Nate and the other cliquey dullards - go look elsewhere, this is beyond your attention span.
The match had already been affected by rain, the forecast for the final day was always bad and yea it's NZ with a ground that isn't going to get properly covered or doesn't drain well - however you want to call it. It's incredible how conservative NZ were. You are trying to salvage something from a Test series when you're well on top. You have to win. This idea that you just shrug your shoulders and blame God for something eminently predictable happening is ridiculous. It would have taken a miracle for a full day's play to have happened.

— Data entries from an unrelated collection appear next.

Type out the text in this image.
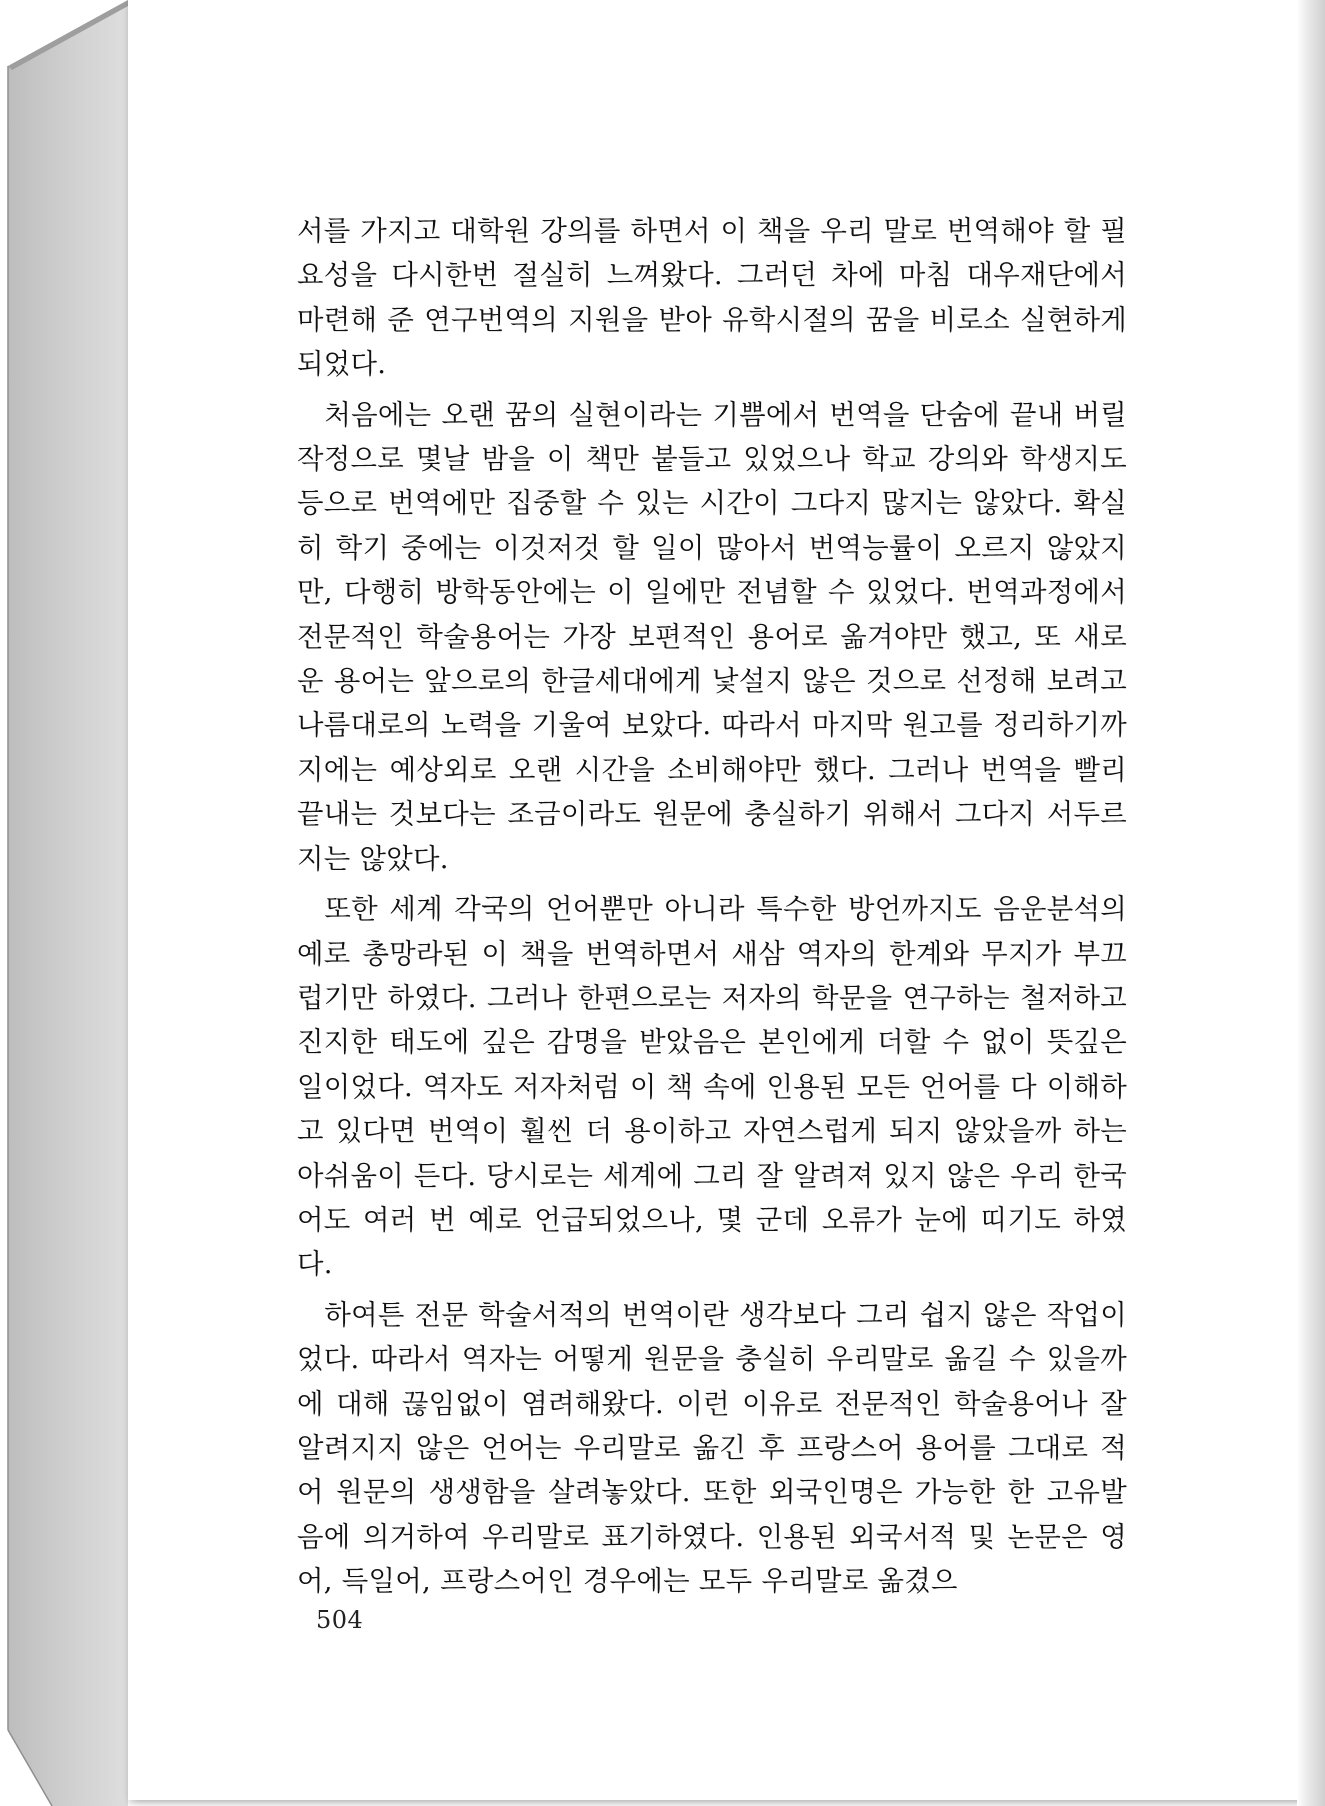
서를 가지고 대학원 강의를 하면서 이 책을 우리 말로 번역해야 할 필요성을 다시한번 절실히 느껴왔다. 그러던 차에 마침 대우재단에서 마련해 준 연구번역의 지원을 받아 유학시절의 꿈을 비로소 실현하게 되었다.

처음에는 오랜 꿈의 실현이라는 기쁨에서 번역을 단숨에 끝내 버릴 작정으로 몇날 밤을 이 책만 붙들고 있었으나 학교 강의와 학생지도 등으로 번역에만 집중할 수 있는 시간이 그다지 많지는 않았다. 확실히 학기 중에는 이것저것 할 일이 많아서 번역능률이 오르지 않았지만, 다행히 방학동안에는 이 일에만 전념할 수 있었다. 번역과정에서 전문적인 학술용어는 가장 보편적인 용어로 옮겨야만 했고, 또 새로운 용어는 앞으로의 한글세대에게 낯설지 않은 것으로 선정해 보려고 나름대로의 노력을 기울여 보았다. 따라서 마지막 원고를 정리하기까지에는 예상외로 오랜 시간을 소비해야만 했다. 그러나 번역을 빨리 끝내는 것보다는 조금이라도 원문에 충실하기 위해서 그다지 서두르지는 않았다.

또한 세계 각국의 언어뿐만 아니라 특수한 방언까지도 음운분석의 예로 총망라된 이 책을 번역하면서 새삼 역자의 한계와 무지가 부끄럽기만 하였다. 그러나 한편으로는 저자의 학문을 연구하는 철저하고 진지한 태도에 깊은 감명을 받았음은 본인에게 더할 수 없이 뜻깊은 일이었다. 역자도 저자처럼 이 책 속에 인용된 모든 언어를 다 이해하고 있다면 번역이 훨씬 더 용이하고 자연스럽게 되지 않았을까 하는 아쉬움이 든다. 당시로는 세계에 그리 잘 알려져 있지 않은 우리 한국어도 여러 번 예로 언급되었으나, 몇 군데 오류가 눈에 띠기도 하였다.

하여튼 전문 학술서적의 번역이란 생각보다 그리 쉽지 않은 작업이었다. 따라서 역자는 어떻게 원문을 충실히 우리말로 옮길 수 있을까에 대해 끊임없이 염려해왔다. 이런 이유로 전문적인 학술용어나 잘 알려지지 않은 언어는 우리말로 옮긴 후 프랑스어 용어를 그대로 적어 원문의 생생함을 살려놓았다. 또한 외국인명은 가능한 한 고유발음에 의거하여 우리말로 표기하였다. 인용된 외국서적 및 논문은 영어, 득일어, 프랑스어인 경우에는 모두 우리말로 옮겼으

504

Most of the time you lose most of the day and yes the whole day is unlucky but still a distinct possibility. So for sake of argument lets say on average you get a session in. That's 30 overs for simplicity.
So NZ were 175 runs ahead with 39 + 30 overs remaining. The 175 runs is useful but not overly so. Because if SA bat most of those overs they may or may not score that many themselves, so it may save NZ 2 overs for change of innings if they need to bat again. But NZ batted so unbelievably slowly in the process of getting that lead, the 2 overs is trivial compared to the gains made by pacing the innings better.
NZ approached it wrongly. They needed to win. The game was always likely to be heavily curtailed. They should have aimed to blast a 100 run lead - yes it's easy to say in hindsight if you wiped out the 5th day, but that should of been the approach given the likely loss of overs and the series situation. They already started the day 7 runs ahead with 6 wickets in hand ffs. Seriously NZ would have had a better chance winning by losing 6 wickets off 6 balls than doing what they did. They went a long way to batting *themselves* out of the game.
Lets say for the sake of argument NZ scored 93 runs in 20 overs in the morning session (the 7th and 8th wickets put on 80 off 115 balls anyway - the 8th wicket was 34 off 35 before the farcical proceedings of Patel scoring 5 off 18), you could easily achieve that batting normally or showing a little more *intent*. The aim should have been 100 lead, if you still have the batting left and are going quickly, you can go beyond that. That's 39 extra overs of batting saved compared to what actually happened. Yes you have 75 less runs. But if you're chasing those in the 4th innings with a full lineup. How many overs do you think that will take? 8? 10? 12 at a push? Given the rain you're highly unlikely to be chasing anything significantly higher than 100, so it's not like you have a period where you have to worry about losing wickets in the 4th innings - besides the fact you need to win anyway.
Oh and batting like that would also have given NZ about another 30 overs to bowl SA out, with 2 taken out for change of innings and the remaining few to slog down whatever the target is.
But you know. Let's blame it on the rain. New Zealand did not deserve to get 'another crack' on the final day.